Database organization
The database has an extremely simple organization. The database consists of a single network of objects rooted in a single system root object. The system root object maps names to application root objects.

The database provides almost no high-level data structures or indexes. Data structures, such as tables and other collections, and collection indexes are provided by application code. The only data structure exposed by the database is the system root object. The only indexes provided by the system are used to provide fast retrieval of objects given object ids and fast retrieval of root objects given object names.

More than one database can be used in an application. Objects in one database can reference objects in another database. (The details of how this will work are still TBD and may not be resolved in the initial releases.)
Release notes
This is version 2.0 of the ZODB 3 architecture description


version 2.2

Temporary versions have been abandoned in favor of subtransactions.

A sync method has been added to connections to bring connections up-to-date without having to close and reopen them.

version 2.1

This release reflects the implementation of Zope 2.0.0 alpha 1.

There have been many minor changes since 2.0 (of this document).

The biggest changes are:

- Finalization of serial numbers. Time-stamps are used for serial
numbers. These are 8-byte strings that can be converted to and
from date-time values using the provided TimeStamp class.

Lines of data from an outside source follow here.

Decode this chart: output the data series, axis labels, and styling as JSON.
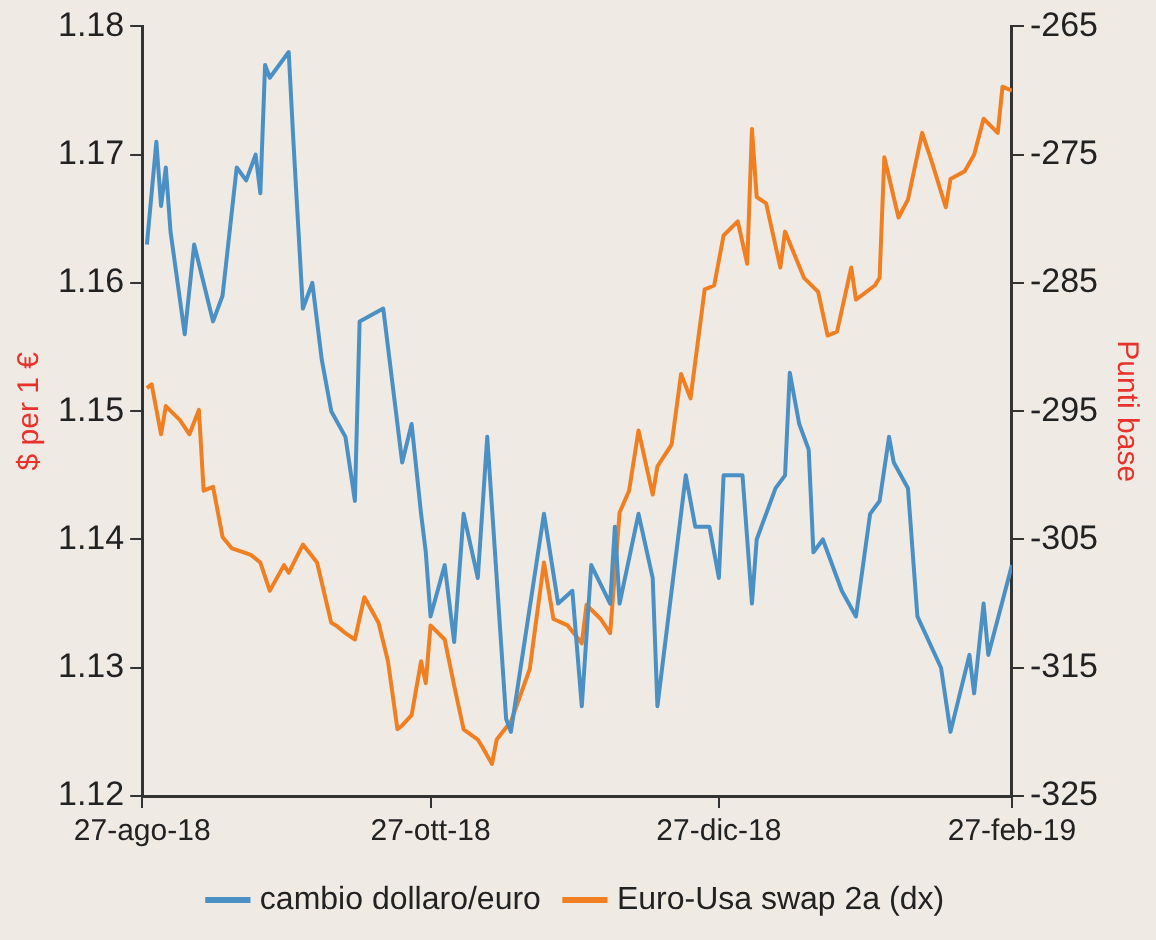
{
  "chart_data": {
    "type": "line",
    "ylabel": "$ per 1 €",
    "y2label": "Punti base",
    "xlim": [
      "2018-08-27",
      "2019-02-27"
    ],
    "xticks": [
      {
        "value": "2018-08-27",
        "label": "27-ago-18"
      },
      {
        "value": "2018-10-27",
        "label": "27-ott-18"
      },
      {
        "value": "2018-12-27",
        "label": "27-dic-18"
      },
      {
        "value": "2019-02-27",
        "label": "27-feb-19"
      }
    ],
    "ylim": [
      1.12,
      1.18
    ],
    "yticks": [
      1.12,
      1.13,
      1.14,
      1.15,
      1.16,
      1.17,
      1.18
    ],
    "y2lim": [
      -325,
      -265
    ],
    "y2ticks": [
      -325,
      -315,
      -305,
      -295,
      -285,
      -275,
      -265
    ],
    "grid": false,
    "legend": "bottom",
    "marker": "none",
    "line_style": "solid",
    "series": [
      {
        "name": "cambio dollaro/euro",
        "color": "#4a90c4",
        "x": [
          "2018-08-28",
          "2018-08-30",
          "2018-08-31",
          "2018-09-01",
          "2018-09-02",
          "2018-09-05",
          "2018-09-07",
          "2018-09-11",
          "2018-09-13",
          "2018-09-16",
          "2018-09-18",
          "2018-09-20",
          "2018-09-21",
          "2018-09-22",
          "2018-09-23",
          "2018-09-27",
          "2018-09-28",
          "2018-09-30",
          "2018-10-01",
          "2018-10-02",
          "2018-10-04",
          "2018-10-06",
          "2018-10-09",
          "2018-10-11",
          "2018-10-12",
          "2018-10-17",
          "2018-10-21",
          "2018-10-23",
          "2018-10-25",
          "2018-10-26",
          "2018-10-27",
          "2018-10-30",
          "2018-11-01",
          "2018-11-03",
          "2018-11-06",
          "2018-11-08",
          "2018-11-12",
          "2018-11-13",
          "2018-11-20",
          "2018-11-23",
          "2018-11-26",
          "2018-11-28",
          "2018-11-30",
          "2018-12-04",
          "2018-12-05",
          "2018-12-06",
          "2018-12-10",
          "2018-12-13",
          "2018-12-14",
          "2018-12-20",
          "2018-12-22",
          "2018-12-25",
          "2018-12-27",
          "2018-12-28",
          "2019-01-01",
          "2019-01-03",
          "2019-01-04",
          "2019-01-08",
          "2019-01-10",
          "2019-01-11",
          "2019-01-13",
          "2019-01-15",
          "2019-01-16",
          "2019-01-18",
          "2019-01-22",
          "2019-01-25",
          "2019-01-28",
          "2019-01-30",
          "2019-02-01",
          "2019-02-02",
          "2019-02-05",
          "2019-02-07",
          "2019-02-12",
          "2019-02-14",
          "2019-02-18",
          "2019-02-19",
          "2019-02-21",
          "2019-02-22",
          "2019-02-27"
        ],
        "values": [
          1.163,
          1.171,
          1.166,
          1.169,
          1.164,
          1.156,
          1.163,
          1.157,
          1.159,
          1.169,
          1.168,
          1.17,
          1.167,
          1.177,
          1.176,
          1.178,
          1.171,
          1.158,
          1.159,
          1.16,
          1.154,
          1.15,
          1.148,
          1.143,
          1.157,
          1.158,
          1.146,
          1.149,
          1.142,
          1.139,
          1.134,
          1.138,
          1.132,
          1.142,
          1.137,
          1.148,
          1.126,
          1.125,
          1.142,
          1.135,
          1.136,
          1.127,
          1.138,
          1.135,
          1.141,
          1.135,
          1.142,
          1.137,
          1.127,
          1.145,
          1.141,
          1.141,
          1.137,
          1.145,
          1.145,
          1.135,
          1.14,
          1.144,
          1.145,
          1.153,
          1.149,
          1.147,
          1.139,
          1.14,
          1.136,
          1.134,
          1.142,
          1.143,
          1.148,
          1.146,
          1.144,
          1.134,
          1.13,
          1.125,
          1.131,
          1.128,
          1.135,
          1.131,
          1.138
        ]
      },
      {
        "name": "Euro-Usa swap 2a (dx)",
        "color": "#f07f22",
        "axis": "y2",
        "x": [
          "2018-08-28",
          "2018-08-29",
          "2018-08-31",
          "2018-09-01",
          "2018-09-04",
          "2018-09-06",
          "2018-09-08",
          "2018-09-09",
          "2018-09-11",
          "2018-09-13",
          "2018-09-15",
          "2018-09-19",
          "2018-09-21",
          "2018-09-23",
          "2018-09-26",
          "2018-09-27",
          "2018-09-30",
          "2018-10-03",
          "2018-10-06",
          "2018-10-07",
          "2018-10-09",
          "2018-10-11",
          "2018-10-13",
          "2018-10-16",
          "2018-10-18",
          "2018-10-20",
          "2018-10-21",
          "2018-10-23",
          "2018-10-25",
          "2018-10-26",
          "2018-10-27",
          "2018-10-30",
          "2018-11-01",
          "2018-11-03",
          "2018-11-06",
          "2018-11-07",
          "2018-11-09",
          "2018-11-10",
          "2018-11-13",
          "2018-11-17",
          "2018-11-18",
          "2018-11-20",
          "2018-11-22",
          "2018-11-25",
          "2018-11-28",
          "2018-11-29",
          "2018-12-02",
          "2018-12-04",
          "2018-12-06",
          "2018-12-08",
          "2018-12-10",
          "2018-12-13",
          "2018-12-14",
          "2018-12-17",
          "2018-12-19",
          "2018-12-21",
          "2018-12-24",
          "2018-12-26",
          "2018-12-28",
          "2018-12-31",
          "2019-01-02",
          "2019-01-03",
          "2019-01-04",
          "2019-01-06",
          "2019-01-09",
          "2019-01-10",
          "2019-01-14",
          "2019-01-17",
          "2019-01-19",
          "2019-01-21",
          "2019-01-24",
          "2019-01-25",
          "2019-01-29",
          "2019-01-30",
          "2019-01-31",
          "2019-02-03",
          "2019-02-05",
          "2019-02-08",
          "2019-02-10",
          "2019-02-13",
          "2019-02-14",
          "2019-02-17",
          "2019-02-19",
          "2019-02-21",
          "2019-02-24",
          "2019-02-25",
          "2019-02-27"
        ],
        "values": [
          -293.2,
          -292.9,
          -296.8,
          -294.6,
          -295.7,
          -296.8,
          -294.9,
          -301.2,
          -300.9,
          -304.8,
          -305.7,
          -306.2,
          -306.8,
          -309.0,
          -307.0,
          -307.6,
          -305.4,
          -306.8,
          -311.5,
          -311.7,
          -312.3,
          -312.8,
          -309.5,
          -311.5,
          -314.5,
          -319.8,
          -319.5,
          -318.7,
          -314.5,
          -316.2,
          -311.7,
          -312.8,
          -316.4,
          -319.8,
          -320.6,
          -321.2,
          -322.5,
          -320.6,
          -319.2,
          -315.1,
          -312.3,
          -306.8,
          -311.2,
          -311.7,
          -313.1,
          -310.1,
          -311.2,
          -312.3,
          -302.9,
          -301.2,
          -296.5,
          -301.5,
          -299.3,
          -297.6,
          -292.1,
          -294.0,
          -285.5,
          -285.2,
          -281.3,
          -280.2,
          -283.5,
          -273.0,
          -278.3,
          -278.8,
          -283.8,
          -281.0,
          -284.6,
          -285.7,
          -289.1,
          -288.8,
          -283.8,
          -286.3,
          -285.2,
          -284.6,
          -275.2,
          -279.9,
          -278.5,
          -273.3,
          -275.5,
          -279.1,
          -276.9,
          -276.3,
          -275.0,
          -272.2,
          -273.3,
          -269.7,
          -270.0
        ]
      }
    ]
  }
}
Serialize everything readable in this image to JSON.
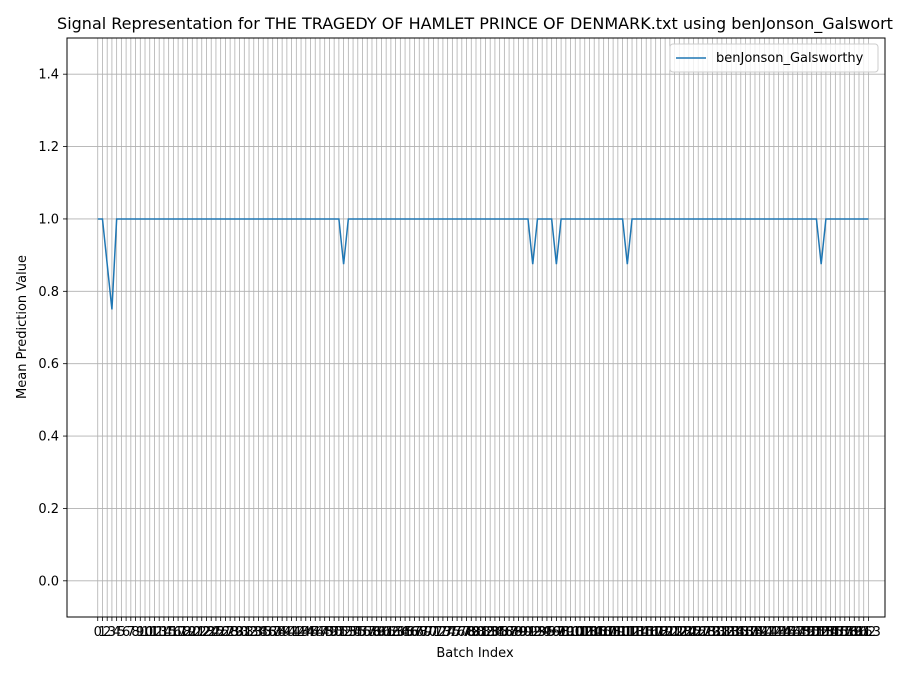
{
  "chart_data": {
    "type": "line",
    "title": "Signal Representation for THE TRAGEDY OF HAMLET PRINCE OF DENMARK.txt using benJonson_Galswort",
    "xlabel": "Batch Index",
    "ylabel": "Mean Prediction Value",
    "xlim": [
      -6.5,
      166.5
    ],
    "ylim": [
      -0.1,
      1.5
    ],
    "yticks": [
      0.0,
      0.2,
      0.4,
      0.6,
      0.8,
      1.0,
      1.2,
      1.4
    ],
    "ytick_labels": [
      "0.0",
      "0.2",
      "0.4",
      "0.6",
      "0.8",
      "1.0",
      "1.2",
      "1.4"
    ],
    "xticks_count": 164,
    "grid": true,
    "legend_position": "upper right",
    "series": [
      {
        "name": "benJonson_Galsworthy",
        "color": "#1f77b4",
        "length": 164,
        "baseline": 1.0,
        "dips": [
          {
            "index": 2,
            "value": 0.875
          },
          {
            "index": 3,
            "value": 0.75
          },
          {
            "index": 52,
            "value": 0.875
          },
          {
            "index": 92,
            "value": 0.875
          },
          {
            "index": 97,
            "value": 0.875
          },
          {
            "index": 112,
            "value": 0.875
          },
          {
            "index": 153,
            "value": 0.875
          }
        ]
      }
    ]
  }
}
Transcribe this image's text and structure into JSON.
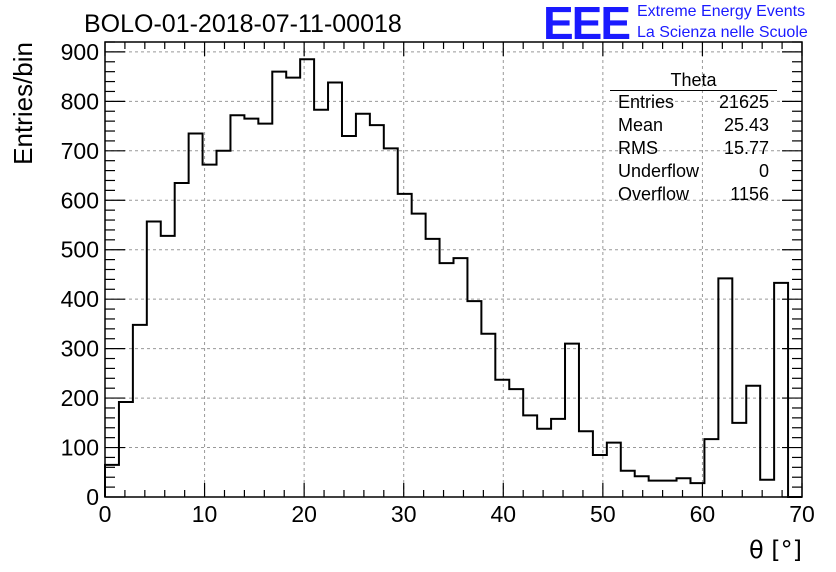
{
  "chart_data": {
    "type": "histogram",
    "title": "BOLO-01-2018-07-11-00018",
    "xlabel": "θ [°]",
    "ylabel": "Entries/bin",
    "xlim": [
      0,
      70
    ],
    "ylim": [
      0,
      920
    ],
    "x_ticks": [
      0,
      10,
      20,
      30,
      40,
      50,
      60,
      70
    ],
    "y_ticks": [
      0,
      100,
      200,
      300,
      400,
      500,
      600,
      700,
      800,
      900
    ],
    "grid": true,
    "bin_width": 1.4,
    "values": [
      65,
      192,
      348,
      557,
      528,
      635,
      735,
      672,
      700,
      772,
      765,
      755,
      860,
      848,
      885,
      783,
      838,
      730,
      775,
      752,
      705,
      613,
      573,
      522,
      473,
      483,
      396,
      330,
      237,
      218,
      165,
      138,
      158,
      310,
      133,
      85,
      110,
      53,
      42,
      33,
      33,
      38,
      28,
      117,
      442,
      150,
      225,
      35,
      433,
      0
    ],
    "stats_box": {
      "name": "Theta",
      "rows": [
        {
          "label": "Entries",
          "value": "21625"
        },
        {
          "label": "Mean",
          "value": "25.43"
        },
        {
          "label": "RMS",
          "value": "15.77"
        },
        {
          "label": "Underflow",
          "value": "0"
        },
        {
          "label": "Overflow",
          "value": "1156"
        }
      ]
    }
  },
  "logo": {
    "letters": "EEE",
    "line1": "Extreme Energy Events",
    "line2": "La Scienza nelle Scuole",
    "color": "#1a1aff"
  }
}
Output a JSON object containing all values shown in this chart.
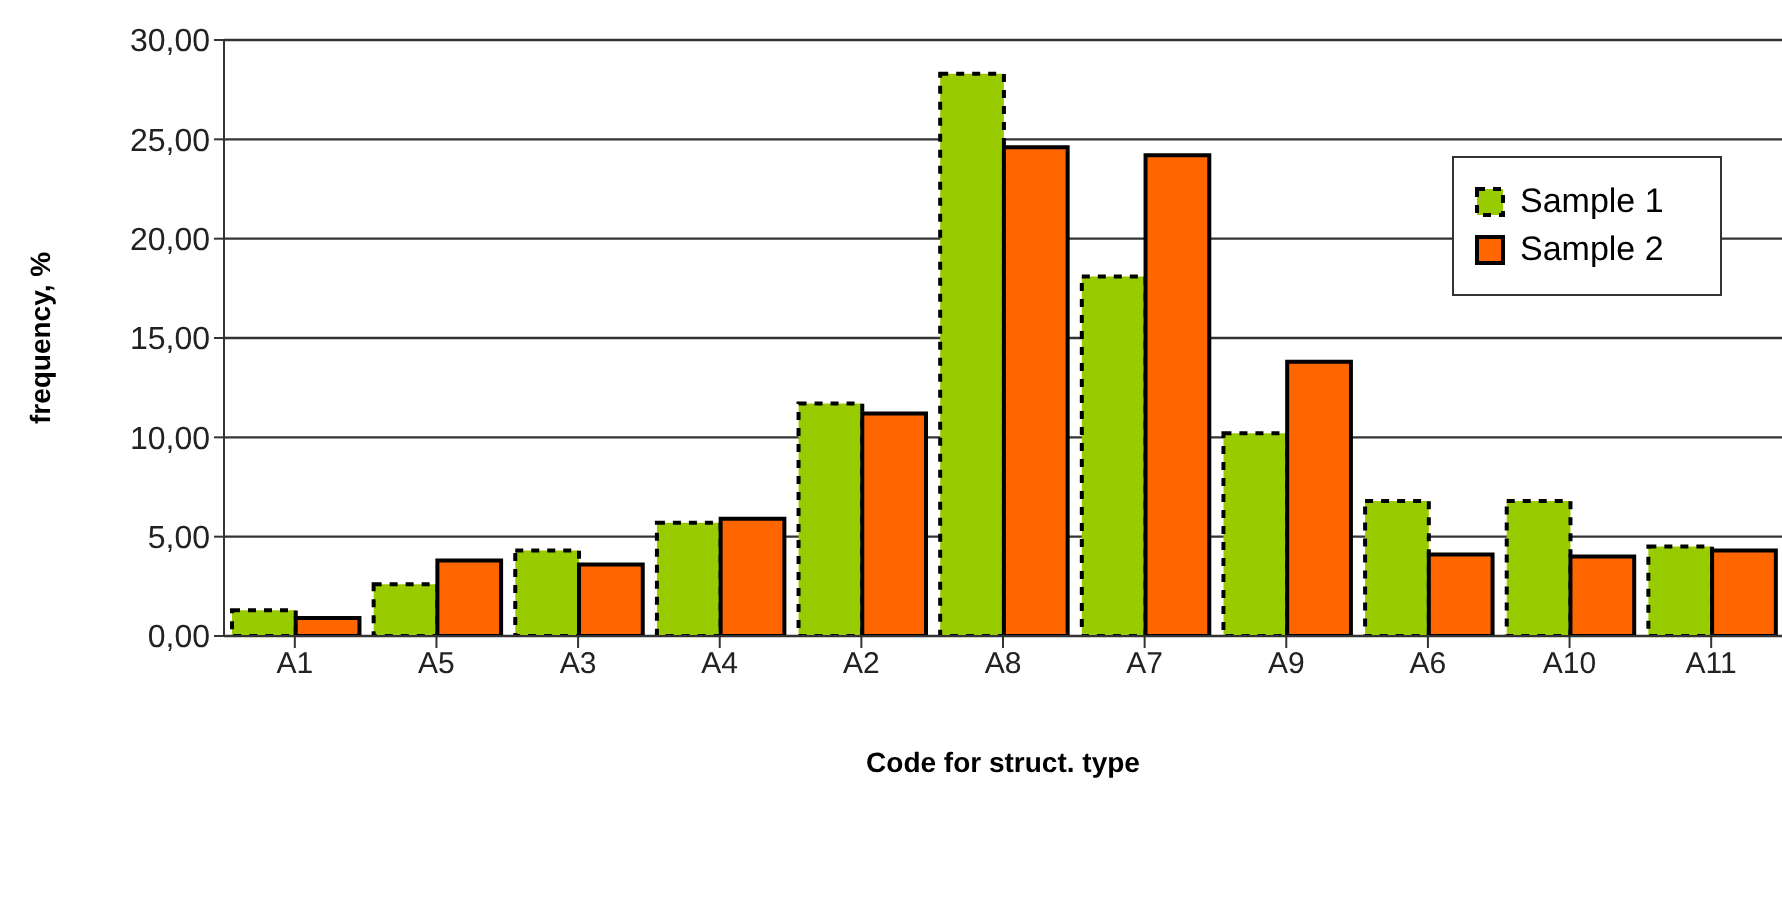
{
  "chart_data": {
    "type": "bar",
    "xlabel": "Code for struct. type",
    "ylabel": "frequency, %",
    "categories": [
      "A1",
      "A5",
      "A3",
      "A4",
      "A2",
      "A8",
      "A7",
      "A9",
      "A6",
      "A10",
      "A11"
    ],
    "series": [
      {
        "name": "Sample 1",
        "color": "#99cc00",
        "line_style": "dashed",
        "values": [
          1.3,
          2.6,
          4.3,
          5.7,
          11.7,
          28.3,
          18.1,
          10.2,
          6.8,
          6.8,
          4.5
        ]
      },
      {
        "name": "Sample 2",
        "color": "#ff6600",
        "line_style": "solid",
        "values": [
          0.9,
          3.8,
          3.6,
          5.9,
          11.2,
          24.6,
          24.2,
          13.8,
          4.1,
          4.0,
          4.3
        ]
      }
    ],
    "ylim": [
      0,
      30
    ],
    "yticks": [
      {
        "value": 0,
        "label": "0,00"
      },
      {
        "value": 5,
        "label": "5,00"
      },
      {
        "value": 10,
        "label": "10,00"
      },
      {
        "value": 15,
        "label": "15,00"
      },
      {
        "value": 20,
        "label": "20,00"
      },
      {
        "value": 25,
        "label": "25,00"
      },
      {
        "value": 30,
        "label": "30,00"
      }
    ],
    "grid": "y",
    "legend": "top right"
  }
}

- There is now a packaging chapter that described how ZODB components
are made available to applications.

- The storage interface has expanded slightly. It will probably need to be
expanded further to:

- provide some kind of version summaries,

- allow a storage implementer to not implement the history feature and
declare as much.

version 2.0

This version is a significant change from version 1 in that this
version is a UML model, rather than a word-processing document.

Many details not specified earlier are specified here.

The most substantive changes are:

- Objects now carry a serial number to make sure conflicting
changes are not made.

- Storages can now send invalidation messages to databases:

o When transactions are undone,

o When versions are committed or aborted,

o When other processed modify objects.